Processed foods are not a new phenomenon. They’ve been around since before our recorded history begins. People had to preserve food simply to survive. They salted their foods so that they would last longer. They also dried or froze their meat and vegetables and stored roots in dry, cool areas. For these people, making food last longer was necessary for survival.
Today, not all food processing is done by manufacturers. Many people process foods in their homes simply to preserve them, although the methods are more advanced than they were in prehistory. Growing up, I learned to not only grow foods but to prepare and process them as well. I learned to can fruits and vegetables, blanche and freeze vegetables, and freeze or process meat in a pressure canner to keep it from spoiling.

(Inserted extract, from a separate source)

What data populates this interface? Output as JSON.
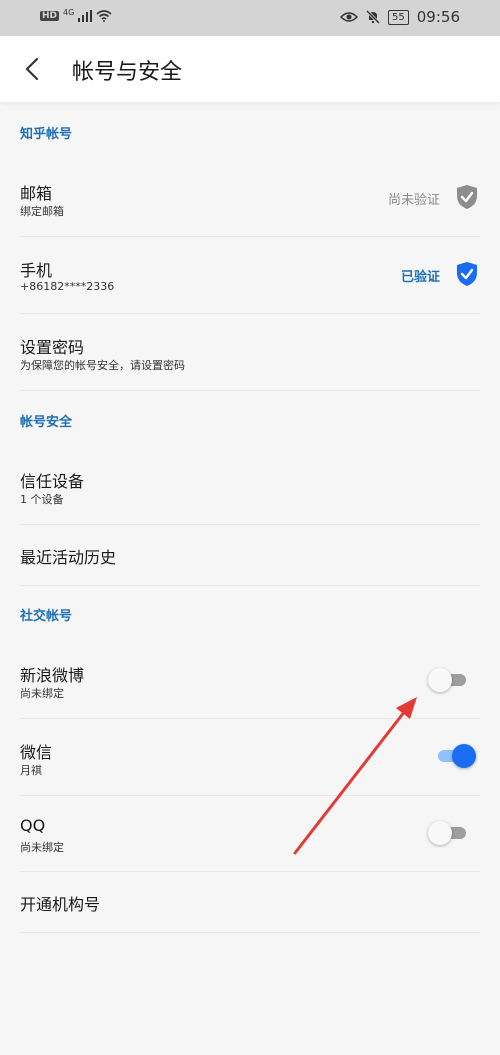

In essence, I was learning to do the same things that large corporations do in order to make their food last longer on the shelf. However, the methods that we used to process our foods were healthier than those used by corporations, even though we used a little salt and sugar.
Why have food producers taken to putting so many additives in their foods when it’s still possible to process food using healthy methods? These additives do make the food last longer, but is it really worth it? We may be losing years off our lives just by consuming foods that have been processed to last longer.
I feel that corporations have added some of these substances to improve the taste of their foods and keep us buying them. Many foods have large amounts of salt added, which enhances the flavors of the food. So many of the foods we consume on a daily basis have added salt that we’re now accustomed to the extra sodium.
If we try to eat a food that doesn’t have added salt, we often find it bland. Fat and sugar have also been added to many foods, with a similar effect on our taste preferences.
All hope isn’t lost for healthy food, though. Many food producers have come under fire for their unhealthy products and there has been a move toward more natural and healthy preparation methods. This is an admirable move on the part of the producers, and we can only hope that more of them follow suit.